Perhaps the most popular expression of this expansionism was articulated by Senior Colonel and National Defense University professor Lui Mingfu, whose 2010 book, titled The China Dream, has become a slogan of sorts for President Xi.
Colonel Lui anticipates that China will one day match America’s gross domestic product and even attain the same income per capita. He warns that the U.S. will try to contain China’s ascendance and argues that a strong military is a prerequisite for China’s flourishing. He believes that while China may pursue a “peaceful rise,” there may be a “conflictual rise” as well.
Lui strikes a more chauvinistic and hegemonic tone when he concludes, “To save itself, to save the world, China must prepare to become the (world’s) helmsman.”
This statement reveals a nationalistic fervor similar to that which animates Russian public and foreign policy.

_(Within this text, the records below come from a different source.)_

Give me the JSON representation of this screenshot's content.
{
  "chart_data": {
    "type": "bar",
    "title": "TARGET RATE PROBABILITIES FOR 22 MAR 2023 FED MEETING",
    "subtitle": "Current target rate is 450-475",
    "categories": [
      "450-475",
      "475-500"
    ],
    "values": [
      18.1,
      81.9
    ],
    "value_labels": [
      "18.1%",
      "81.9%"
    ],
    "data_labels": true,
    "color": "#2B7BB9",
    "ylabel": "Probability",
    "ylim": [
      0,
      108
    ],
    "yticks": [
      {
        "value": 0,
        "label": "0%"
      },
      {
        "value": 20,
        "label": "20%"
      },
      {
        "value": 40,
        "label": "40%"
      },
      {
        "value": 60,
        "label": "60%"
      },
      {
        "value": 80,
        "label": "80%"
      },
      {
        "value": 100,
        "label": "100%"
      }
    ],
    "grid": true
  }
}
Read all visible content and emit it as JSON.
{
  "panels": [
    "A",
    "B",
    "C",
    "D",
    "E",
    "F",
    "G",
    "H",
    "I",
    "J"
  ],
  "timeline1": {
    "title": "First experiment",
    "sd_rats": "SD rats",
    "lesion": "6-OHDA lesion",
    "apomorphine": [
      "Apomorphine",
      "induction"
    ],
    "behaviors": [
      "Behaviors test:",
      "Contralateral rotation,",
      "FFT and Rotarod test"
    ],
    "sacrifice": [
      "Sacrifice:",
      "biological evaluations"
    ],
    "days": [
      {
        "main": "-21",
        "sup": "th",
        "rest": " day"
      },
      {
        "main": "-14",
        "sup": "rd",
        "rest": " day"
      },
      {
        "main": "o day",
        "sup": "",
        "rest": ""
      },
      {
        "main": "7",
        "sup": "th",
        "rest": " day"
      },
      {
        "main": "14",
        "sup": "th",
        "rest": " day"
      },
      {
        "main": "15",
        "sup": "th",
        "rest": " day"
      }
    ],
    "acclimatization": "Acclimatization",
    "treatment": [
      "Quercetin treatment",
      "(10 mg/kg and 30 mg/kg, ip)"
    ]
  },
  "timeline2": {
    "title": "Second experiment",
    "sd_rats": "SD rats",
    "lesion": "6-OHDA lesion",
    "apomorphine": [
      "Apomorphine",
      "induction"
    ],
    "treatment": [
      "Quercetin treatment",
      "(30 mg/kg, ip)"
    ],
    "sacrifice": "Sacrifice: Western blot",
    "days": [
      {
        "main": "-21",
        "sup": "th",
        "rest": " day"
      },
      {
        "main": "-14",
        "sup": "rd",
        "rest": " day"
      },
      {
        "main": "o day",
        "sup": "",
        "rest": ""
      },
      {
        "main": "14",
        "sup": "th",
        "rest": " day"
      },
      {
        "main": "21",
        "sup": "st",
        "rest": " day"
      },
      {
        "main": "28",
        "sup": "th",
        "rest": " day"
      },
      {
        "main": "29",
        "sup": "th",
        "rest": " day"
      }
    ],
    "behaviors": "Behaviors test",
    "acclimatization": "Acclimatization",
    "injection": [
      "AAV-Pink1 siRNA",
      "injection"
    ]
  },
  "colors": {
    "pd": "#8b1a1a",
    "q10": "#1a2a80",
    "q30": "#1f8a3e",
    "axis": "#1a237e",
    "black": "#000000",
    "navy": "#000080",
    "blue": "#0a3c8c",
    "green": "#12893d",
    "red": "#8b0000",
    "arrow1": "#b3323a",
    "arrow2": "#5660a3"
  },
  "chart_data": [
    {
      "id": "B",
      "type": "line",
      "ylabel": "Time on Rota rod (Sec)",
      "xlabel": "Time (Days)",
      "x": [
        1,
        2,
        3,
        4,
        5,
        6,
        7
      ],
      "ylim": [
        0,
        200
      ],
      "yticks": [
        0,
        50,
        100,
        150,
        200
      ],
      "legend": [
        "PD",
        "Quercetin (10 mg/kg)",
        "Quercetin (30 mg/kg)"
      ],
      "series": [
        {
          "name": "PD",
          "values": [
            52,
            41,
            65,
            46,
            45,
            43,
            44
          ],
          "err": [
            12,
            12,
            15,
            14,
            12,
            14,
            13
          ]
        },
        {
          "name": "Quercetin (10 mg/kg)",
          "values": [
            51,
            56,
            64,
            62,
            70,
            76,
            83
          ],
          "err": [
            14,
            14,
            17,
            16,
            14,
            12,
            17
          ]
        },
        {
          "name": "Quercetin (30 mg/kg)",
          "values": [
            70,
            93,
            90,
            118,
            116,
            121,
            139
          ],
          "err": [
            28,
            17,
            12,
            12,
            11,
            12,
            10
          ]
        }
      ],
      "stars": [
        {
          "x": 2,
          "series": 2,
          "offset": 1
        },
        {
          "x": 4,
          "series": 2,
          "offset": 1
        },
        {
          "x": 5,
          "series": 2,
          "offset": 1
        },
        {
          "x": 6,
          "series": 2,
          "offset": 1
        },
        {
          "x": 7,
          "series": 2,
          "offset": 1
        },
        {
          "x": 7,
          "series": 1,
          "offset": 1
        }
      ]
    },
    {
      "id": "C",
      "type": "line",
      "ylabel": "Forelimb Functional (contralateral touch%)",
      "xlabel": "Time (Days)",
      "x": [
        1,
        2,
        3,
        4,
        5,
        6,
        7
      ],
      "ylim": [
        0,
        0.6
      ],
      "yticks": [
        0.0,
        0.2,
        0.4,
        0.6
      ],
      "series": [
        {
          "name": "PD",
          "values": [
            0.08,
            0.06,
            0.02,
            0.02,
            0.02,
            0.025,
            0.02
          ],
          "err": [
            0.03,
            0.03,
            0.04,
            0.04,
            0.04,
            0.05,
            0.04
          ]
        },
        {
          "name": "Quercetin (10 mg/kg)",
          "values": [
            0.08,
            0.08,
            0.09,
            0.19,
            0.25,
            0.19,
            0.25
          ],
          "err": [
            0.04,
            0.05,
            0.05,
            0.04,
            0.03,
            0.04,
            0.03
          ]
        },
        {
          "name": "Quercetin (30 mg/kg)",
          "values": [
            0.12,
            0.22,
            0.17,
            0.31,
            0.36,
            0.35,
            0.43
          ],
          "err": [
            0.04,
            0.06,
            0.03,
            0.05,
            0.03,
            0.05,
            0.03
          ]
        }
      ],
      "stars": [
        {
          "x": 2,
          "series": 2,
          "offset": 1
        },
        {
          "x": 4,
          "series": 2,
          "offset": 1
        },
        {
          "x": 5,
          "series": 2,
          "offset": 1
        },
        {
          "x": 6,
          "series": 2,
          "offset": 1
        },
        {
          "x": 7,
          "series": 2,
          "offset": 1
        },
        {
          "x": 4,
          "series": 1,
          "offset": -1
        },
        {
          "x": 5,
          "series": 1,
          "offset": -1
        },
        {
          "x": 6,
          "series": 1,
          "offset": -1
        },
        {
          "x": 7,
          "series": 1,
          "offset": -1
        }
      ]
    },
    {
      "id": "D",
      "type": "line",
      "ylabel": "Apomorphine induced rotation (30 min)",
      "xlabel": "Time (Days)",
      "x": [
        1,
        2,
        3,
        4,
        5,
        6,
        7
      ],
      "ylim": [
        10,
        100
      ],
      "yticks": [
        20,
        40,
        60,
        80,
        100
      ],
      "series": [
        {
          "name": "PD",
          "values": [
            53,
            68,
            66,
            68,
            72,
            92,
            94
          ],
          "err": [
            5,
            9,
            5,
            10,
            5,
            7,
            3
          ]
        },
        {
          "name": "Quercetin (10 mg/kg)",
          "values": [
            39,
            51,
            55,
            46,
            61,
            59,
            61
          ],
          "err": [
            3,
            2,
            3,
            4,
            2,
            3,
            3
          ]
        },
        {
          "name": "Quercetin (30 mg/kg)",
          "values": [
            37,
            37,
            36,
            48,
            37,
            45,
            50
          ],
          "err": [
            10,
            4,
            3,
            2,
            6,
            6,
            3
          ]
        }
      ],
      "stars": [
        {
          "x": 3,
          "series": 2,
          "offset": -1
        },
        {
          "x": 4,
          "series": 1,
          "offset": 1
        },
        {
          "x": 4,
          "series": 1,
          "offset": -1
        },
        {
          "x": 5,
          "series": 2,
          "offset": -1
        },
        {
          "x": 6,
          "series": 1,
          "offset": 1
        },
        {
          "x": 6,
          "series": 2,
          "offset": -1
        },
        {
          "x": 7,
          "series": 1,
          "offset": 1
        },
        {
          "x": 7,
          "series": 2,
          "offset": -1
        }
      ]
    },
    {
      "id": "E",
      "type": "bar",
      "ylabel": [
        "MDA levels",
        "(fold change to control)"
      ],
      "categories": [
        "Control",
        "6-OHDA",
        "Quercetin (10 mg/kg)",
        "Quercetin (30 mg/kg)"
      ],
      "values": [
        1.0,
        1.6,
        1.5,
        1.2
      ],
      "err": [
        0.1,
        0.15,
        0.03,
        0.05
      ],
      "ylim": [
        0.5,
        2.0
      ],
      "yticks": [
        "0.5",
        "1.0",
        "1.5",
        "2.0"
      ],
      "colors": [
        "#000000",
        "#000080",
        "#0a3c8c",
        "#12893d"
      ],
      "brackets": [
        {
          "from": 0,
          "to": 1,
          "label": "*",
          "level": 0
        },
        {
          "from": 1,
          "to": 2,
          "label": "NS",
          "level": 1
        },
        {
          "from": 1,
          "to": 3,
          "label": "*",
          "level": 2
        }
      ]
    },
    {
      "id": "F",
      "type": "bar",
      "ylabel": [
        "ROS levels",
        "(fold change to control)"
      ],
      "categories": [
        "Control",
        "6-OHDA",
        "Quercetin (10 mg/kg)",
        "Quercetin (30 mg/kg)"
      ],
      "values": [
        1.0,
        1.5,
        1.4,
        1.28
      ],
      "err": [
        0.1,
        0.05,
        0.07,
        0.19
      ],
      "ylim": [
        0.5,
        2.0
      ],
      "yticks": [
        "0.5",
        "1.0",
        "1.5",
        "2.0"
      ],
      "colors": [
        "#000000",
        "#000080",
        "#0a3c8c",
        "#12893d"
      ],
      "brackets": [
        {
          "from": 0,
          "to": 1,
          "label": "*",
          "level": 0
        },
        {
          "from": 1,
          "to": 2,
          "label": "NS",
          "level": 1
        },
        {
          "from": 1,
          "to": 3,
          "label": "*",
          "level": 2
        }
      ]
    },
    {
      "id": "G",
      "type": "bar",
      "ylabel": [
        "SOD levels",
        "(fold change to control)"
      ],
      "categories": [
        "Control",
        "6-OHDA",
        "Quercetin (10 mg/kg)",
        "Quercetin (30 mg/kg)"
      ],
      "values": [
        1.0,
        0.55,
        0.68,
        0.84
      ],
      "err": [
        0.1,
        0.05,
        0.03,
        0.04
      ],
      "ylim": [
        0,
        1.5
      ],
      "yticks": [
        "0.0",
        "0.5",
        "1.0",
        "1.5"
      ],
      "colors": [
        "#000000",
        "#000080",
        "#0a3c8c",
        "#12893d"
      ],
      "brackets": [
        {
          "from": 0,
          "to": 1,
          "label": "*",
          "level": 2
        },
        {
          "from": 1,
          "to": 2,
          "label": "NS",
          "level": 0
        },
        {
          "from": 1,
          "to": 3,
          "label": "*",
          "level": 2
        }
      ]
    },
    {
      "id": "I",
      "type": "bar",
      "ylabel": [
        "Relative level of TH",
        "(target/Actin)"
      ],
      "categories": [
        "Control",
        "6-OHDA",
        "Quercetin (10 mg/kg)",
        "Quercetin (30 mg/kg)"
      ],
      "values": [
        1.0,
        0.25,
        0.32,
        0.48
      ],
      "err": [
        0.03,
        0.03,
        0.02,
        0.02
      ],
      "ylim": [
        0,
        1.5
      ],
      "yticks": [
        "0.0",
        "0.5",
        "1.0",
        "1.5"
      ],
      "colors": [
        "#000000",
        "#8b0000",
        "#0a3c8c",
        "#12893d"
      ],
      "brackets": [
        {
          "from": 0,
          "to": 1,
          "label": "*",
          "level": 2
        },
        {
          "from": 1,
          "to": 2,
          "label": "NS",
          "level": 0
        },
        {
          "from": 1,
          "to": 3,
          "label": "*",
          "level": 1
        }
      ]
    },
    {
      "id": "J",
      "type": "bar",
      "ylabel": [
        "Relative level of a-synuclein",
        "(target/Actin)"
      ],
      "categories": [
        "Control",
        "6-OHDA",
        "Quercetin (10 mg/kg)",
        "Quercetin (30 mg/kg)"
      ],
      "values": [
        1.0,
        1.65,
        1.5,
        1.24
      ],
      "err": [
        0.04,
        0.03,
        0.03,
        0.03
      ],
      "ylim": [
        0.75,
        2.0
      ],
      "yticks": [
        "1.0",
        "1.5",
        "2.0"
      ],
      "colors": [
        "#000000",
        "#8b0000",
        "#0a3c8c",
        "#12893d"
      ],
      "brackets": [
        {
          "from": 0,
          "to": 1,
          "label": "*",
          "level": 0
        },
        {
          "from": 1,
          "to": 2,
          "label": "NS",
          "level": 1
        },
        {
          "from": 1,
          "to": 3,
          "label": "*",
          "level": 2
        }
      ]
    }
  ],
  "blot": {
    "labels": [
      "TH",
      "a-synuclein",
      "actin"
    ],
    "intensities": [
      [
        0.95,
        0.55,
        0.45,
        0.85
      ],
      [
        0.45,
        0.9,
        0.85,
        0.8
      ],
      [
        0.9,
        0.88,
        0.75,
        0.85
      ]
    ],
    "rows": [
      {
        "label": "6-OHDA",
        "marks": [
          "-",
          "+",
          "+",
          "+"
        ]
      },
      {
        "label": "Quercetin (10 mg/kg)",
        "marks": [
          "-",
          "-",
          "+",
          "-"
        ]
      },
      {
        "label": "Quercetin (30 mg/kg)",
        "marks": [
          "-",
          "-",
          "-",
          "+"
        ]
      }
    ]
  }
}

Through its history, Chinese officials have referred its country as the Middle Kingdom — a name rooted in the ancient belief that China stands in the center of the world and reflects a sometimes dormant, sometimes active air of cultural superiority and civilizational excellence (not unlike the concept of American exceptionalism).
Former Secretary of State Henry Kissinger coined the phrase “Middle Kingdom Syndrome” to designate this ethnocentric attitude.
In their aggression toward other countries and cultures, Chinese authorities have found support among some nationalistic youth. Just as Putin derives support from the Kremlin-supported, nationalistic youth group Nashi (“Ours!”), some fen qing (“angry youth”) defend the heavy-handedness of the Chinese state, such as by creating patriotic videos endorsing the government’s violent and “civilizing” campaign against Tibetan independence.
Chinese and Russian expansionism are certainly frustrating President Obama’s diplomatic approach to global instability.
Despite getting Putin’s support in removing Assad’s chemical weapons from Syria, the State Department’s “Russia reset” has not succeeded in getting Russia to help bring an end to the civil war in Syria, nor has this ploy convinced Putin that he can get what he wants through soft power. It is unclear what, if anything, the U.S. can do to halt Putin’s lawless behavior.
Likewise, the increased attention to the Pacific region, including the “pivot to Asia,” has resulted in diplomatic niceties and low-level successes, but has not calmed the tensions in the South China Sea, and China has not heeded the administration’s call for the free navigation of these waters.
China, in a sharp rebuke to the administration’s own “charm offensive” in Asia — and undeterred by America’s promise of an increased navy presence in the region — defiantly planted an oil rig in contested waters just off Vietnam’s coast shortly before a regional ASEAN summit meeting in May 2014.
While the causes of Russian and Chinese expansionism may be relatively simple to decipher, knowing how to manage Asia’s rise is far from clear.